Looking for a win-win
Funders can help. The ongoing collaboration by DonorsChoose, GlobalGiving, and Kiva started with an informal conversation at a grantee gathering organized by the Bill & Melinda Gates Foundation, and the John Templeton Foundation has helped add fuel to their efforts by providing research grant money.
But while foundations and other funders can help incentivize more collaboration, they must do so carefully. “Foundations can be the 800-pound gorilla in the room,” says Kimon Sargeant, Templeton Foundation’s vice president of programs. “The ideal scenario is when groups identify a win-win and they come to us in the beginning.
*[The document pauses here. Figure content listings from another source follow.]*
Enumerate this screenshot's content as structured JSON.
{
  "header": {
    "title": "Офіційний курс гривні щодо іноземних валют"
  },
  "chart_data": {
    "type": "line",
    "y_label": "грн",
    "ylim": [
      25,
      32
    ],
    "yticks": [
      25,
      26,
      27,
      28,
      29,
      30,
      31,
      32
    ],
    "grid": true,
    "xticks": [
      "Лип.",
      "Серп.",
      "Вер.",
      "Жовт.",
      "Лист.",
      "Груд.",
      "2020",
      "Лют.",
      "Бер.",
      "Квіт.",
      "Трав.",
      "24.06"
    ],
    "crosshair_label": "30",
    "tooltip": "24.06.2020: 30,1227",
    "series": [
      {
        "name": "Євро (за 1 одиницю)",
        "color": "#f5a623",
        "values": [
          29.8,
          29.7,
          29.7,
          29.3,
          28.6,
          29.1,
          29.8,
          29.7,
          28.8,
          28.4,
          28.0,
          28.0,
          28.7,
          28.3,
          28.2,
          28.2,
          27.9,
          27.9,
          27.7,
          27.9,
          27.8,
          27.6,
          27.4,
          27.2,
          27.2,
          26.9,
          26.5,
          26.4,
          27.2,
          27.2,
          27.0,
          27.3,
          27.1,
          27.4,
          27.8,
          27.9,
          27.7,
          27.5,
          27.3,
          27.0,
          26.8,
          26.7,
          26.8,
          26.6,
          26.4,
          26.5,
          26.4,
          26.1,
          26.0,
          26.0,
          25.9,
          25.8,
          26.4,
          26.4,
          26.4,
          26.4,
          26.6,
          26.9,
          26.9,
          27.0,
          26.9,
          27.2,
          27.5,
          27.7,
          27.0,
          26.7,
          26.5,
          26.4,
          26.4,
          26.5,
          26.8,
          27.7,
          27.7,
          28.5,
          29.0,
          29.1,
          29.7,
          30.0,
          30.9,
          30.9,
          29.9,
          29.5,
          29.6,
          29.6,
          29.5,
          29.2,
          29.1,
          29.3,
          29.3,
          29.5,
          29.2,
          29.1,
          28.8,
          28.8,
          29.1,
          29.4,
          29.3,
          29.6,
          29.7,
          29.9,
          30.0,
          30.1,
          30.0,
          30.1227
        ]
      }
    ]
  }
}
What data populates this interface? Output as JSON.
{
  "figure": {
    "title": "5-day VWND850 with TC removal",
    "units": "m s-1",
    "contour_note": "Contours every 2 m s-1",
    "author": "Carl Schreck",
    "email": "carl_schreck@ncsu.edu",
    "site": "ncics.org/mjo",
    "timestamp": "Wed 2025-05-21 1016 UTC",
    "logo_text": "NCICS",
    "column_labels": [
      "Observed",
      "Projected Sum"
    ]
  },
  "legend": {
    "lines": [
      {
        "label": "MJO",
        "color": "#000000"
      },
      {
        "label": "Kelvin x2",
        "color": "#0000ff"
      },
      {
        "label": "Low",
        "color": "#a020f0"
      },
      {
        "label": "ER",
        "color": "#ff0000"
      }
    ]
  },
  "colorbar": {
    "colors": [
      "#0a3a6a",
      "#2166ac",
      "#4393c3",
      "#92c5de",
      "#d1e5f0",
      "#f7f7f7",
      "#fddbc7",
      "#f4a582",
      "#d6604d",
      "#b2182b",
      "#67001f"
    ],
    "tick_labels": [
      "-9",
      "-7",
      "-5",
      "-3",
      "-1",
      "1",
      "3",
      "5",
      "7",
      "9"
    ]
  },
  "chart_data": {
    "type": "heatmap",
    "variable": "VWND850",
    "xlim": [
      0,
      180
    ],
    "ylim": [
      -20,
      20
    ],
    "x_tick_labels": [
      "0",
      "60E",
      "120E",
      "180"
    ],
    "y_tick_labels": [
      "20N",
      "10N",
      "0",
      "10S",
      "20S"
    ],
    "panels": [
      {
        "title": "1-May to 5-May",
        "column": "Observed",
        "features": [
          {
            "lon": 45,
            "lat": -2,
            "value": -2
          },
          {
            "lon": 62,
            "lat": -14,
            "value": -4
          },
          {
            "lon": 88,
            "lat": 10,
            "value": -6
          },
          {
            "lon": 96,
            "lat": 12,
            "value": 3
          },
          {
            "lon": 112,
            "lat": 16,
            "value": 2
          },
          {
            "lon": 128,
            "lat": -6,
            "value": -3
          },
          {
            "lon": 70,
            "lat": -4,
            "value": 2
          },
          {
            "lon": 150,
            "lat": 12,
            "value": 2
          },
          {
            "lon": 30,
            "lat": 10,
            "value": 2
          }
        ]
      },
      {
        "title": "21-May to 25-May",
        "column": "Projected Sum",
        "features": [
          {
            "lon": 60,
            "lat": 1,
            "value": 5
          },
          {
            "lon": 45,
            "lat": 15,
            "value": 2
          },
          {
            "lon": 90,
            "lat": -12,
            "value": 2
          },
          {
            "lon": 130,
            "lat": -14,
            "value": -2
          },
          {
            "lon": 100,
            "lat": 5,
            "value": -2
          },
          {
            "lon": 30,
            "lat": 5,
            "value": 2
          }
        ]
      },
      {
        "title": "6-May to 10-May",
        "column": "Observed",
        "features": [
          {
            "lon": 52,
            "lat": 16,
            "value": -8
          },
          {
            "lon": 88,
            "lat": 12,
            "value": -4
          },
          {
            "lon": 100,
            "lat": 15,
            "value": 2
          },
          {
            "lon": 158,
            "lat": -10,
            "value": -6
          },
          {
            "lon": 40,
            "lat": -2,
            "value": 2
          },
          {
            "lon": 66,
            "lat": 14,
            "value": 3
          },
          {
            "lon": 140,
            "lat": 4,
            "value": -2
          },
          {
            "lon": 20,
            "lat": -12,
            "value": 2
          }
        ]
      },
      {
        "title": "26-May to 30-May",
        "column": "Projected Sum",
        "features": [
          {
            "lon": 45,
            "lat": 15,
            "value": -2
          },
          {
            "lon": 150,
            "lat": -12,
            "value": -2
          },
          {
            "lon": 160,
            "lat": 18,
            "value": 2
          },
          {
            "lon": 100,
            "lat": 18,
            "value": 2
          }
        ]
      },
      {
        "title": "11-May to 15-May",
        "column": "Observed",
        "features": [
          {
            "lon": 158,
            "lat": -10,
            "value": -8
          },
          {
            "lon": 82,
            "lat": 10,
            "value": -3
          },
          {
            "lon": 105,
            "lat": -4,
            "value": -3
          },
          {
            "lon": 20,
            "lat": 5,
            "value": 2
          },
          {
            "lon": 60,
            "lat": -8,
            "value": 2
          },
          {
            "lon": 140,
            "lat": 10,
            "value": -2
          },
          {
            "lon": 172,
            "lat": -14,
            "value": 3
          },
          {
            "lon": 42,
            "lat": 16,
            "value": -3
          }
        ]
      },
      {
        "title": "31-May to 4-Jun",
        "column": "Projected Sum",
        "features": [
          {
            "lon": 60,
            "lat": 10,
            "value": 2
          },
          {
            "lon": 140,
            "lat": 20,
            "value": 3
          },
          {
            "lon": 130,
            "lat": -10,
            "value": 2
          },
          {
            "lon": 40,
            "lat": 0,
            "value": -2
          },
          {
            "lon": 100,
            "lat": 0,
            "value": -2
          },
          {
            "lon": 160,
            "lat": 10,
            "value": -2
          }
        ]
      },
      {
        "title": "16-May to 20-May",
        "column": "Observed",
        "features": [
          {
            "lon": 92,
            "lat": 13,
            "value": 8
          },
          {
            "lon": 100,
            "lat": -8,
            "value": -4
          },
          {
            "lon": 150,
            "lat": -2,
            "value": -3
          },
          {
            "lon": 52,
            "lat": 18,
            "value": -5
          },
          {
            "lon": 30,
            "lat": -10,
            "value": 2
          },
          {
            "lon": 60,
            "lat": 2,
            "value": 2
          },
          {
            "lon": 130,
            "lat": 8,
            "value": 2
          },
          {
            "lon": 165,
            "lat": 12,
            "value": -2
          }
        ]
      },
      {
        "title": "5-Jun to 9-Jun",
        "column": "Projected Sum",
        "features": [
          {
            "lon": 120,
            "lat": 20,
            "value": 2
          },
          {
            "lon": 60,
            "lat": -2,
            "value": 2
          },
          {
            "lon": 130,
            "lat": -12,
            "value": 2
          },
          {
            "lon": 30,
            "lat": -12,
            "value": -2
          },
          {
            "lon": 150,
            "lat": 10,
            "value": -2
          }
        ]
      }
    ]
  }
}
Otherwise, we risk forcing the outcome.”
One potential way to encourage more nonprofits to identify collaboration opportunities organically is through efforts such as Communities of Opportunity—a public-private partnership in King County, Washington, developed by the Seattle Foundation and the county that incentivizes nonprofits and community organizations to address deep-rooted health, housing, economic opportunity, and race inequities. Instead of being prescriptive, the Seattle Foundation and its partners are inviting community groups to propose new approaches to solving these problems. The community foundation then works with local government to find the resources to help them succeed.
“We’re trying to flip everything upside down. This is all about building community power and strengthening community capacity so that the community is leading, implementing and driving strategies,” said Michael Brown, Seattle Foundation’s vice president of community programs. “Forming new partnerships is always hard. So much of it is about relationship building and trust.”
Indeed, any successful collaboration—weather a marriage or a partnership between two established organizations—is grounded in relationship building and trust. The BBB Give.org’s roundtable represents an effort to help nonprofits start finding more purposeful ways to approach and engage in collaborations in which there is shared benefit and improved outcomes for the partners. Efforts such as these will not only benefit existing collaborations, but also open the door to accelerate more innovative and effective partnerships moving forward.